MBA留学後のキャリア・転職(北米)

アメリカ経済は景気回復しつつも求人増加率は低調

北米地域のMBA求人状況出典:QS TopMBA.com

アメリカ合衆国は世界最大のMBA求人大国です。リーマン・ショックの際、ファイナンス関連の求人数は一時落ち込みましたが、2012年には大きく回復し、以前の水準まで戻ってきました。しかしながら、2013年は求人増加率は低調で、特にアメリカでの金融業界は不良債権処理を優先しており、大きな成長率を見せてはいません。一方で、学生の間でのファイナンス業界人気は全く衰えを見せてはおらず、以前より競争倍率が高くなっています。

一方、景気回復が早かった医薬品業界やインターネット関連企業はMBA採用をいち早く活発化させています。これらの業界では、いわゆるトップスクールだけでなく、北米の中堅スクールからも積極的に人材を採用しています。また、世界的なグローバル企業が多いアメリカでは、外国人採用も他国に比べ多く、企業内の国籍ポートフォリオの少ない国民を積極的に採用しています。最近では、やはり中国語圏の採用数が多く、一方で日本語人材の需要は残念ながらそれほど前向きではないのが実態です。アメリカ国内で就職を考える人にとって注目すべきは、日米のクロスボーダーM&Aの状況です。日本企業を買収したり、日本企業に買収されたりしたアメリカ企業では、日本語人材需要が増えるため、日本人にとっての就職チャンスが大きくなります。

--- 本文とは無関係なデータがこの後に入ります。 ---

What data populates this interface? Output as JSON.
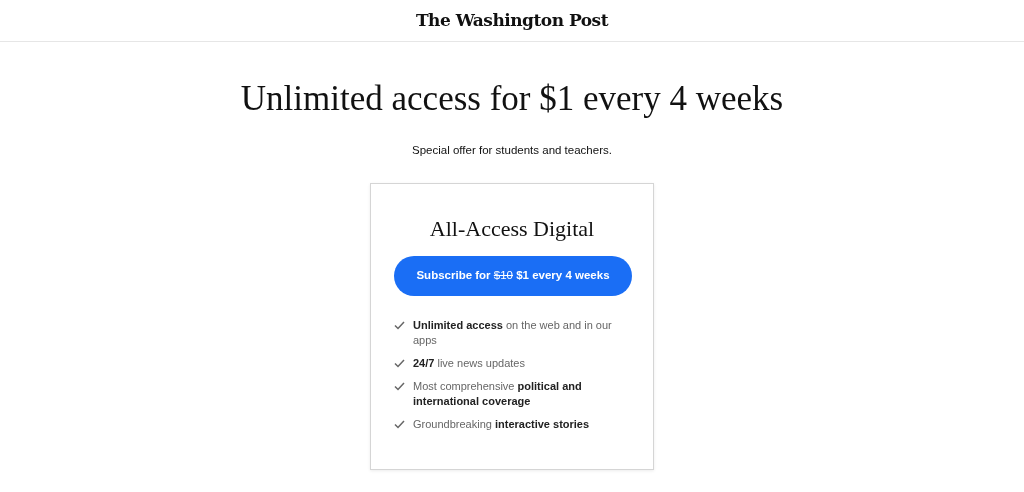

北米での就活活動は「場所」がものを言います。もし、ぜひ働いてみたいという意中の企業があるのであれば、その企業の近くのビジネススクールに行くべきです。企業の近くのビジネススクールには、その企業関係者がキャリアイベントやゲストスピーカーなどで来校することが多くなりますし、OB/OGがその企業で働いていることも多く、ネットワークを築くのに最適です。例えば、ニューヨークでファイナンスをしたいのであれば、ニューヨークやボストンからの採用が多く、一方でシリコンバレーにはサンフランシスコのビジネススクール卒業生が多くなります。同様に、アメリカ人でも東海岸の学生は東海岸で就職し、西海外の学生は西海岸で就職するという傾向があります。日本と違って、アメリカは広大で、国内移動は海外旅行の感覚ですので、学校の場所選びを慎重に行いましょう。

北米のMBA卒業後年収は世界トップ

MBA卒業後の年収

北米でのMBA求人の特徴はやはり年収の高さです。図からは、Domestic(ローカル企業)、International(グローバル企業)ともに、MBAホルダーに対して支払う給与の平均はUSD100,000(約1000万円)を超えており、世界でもトップクラスです。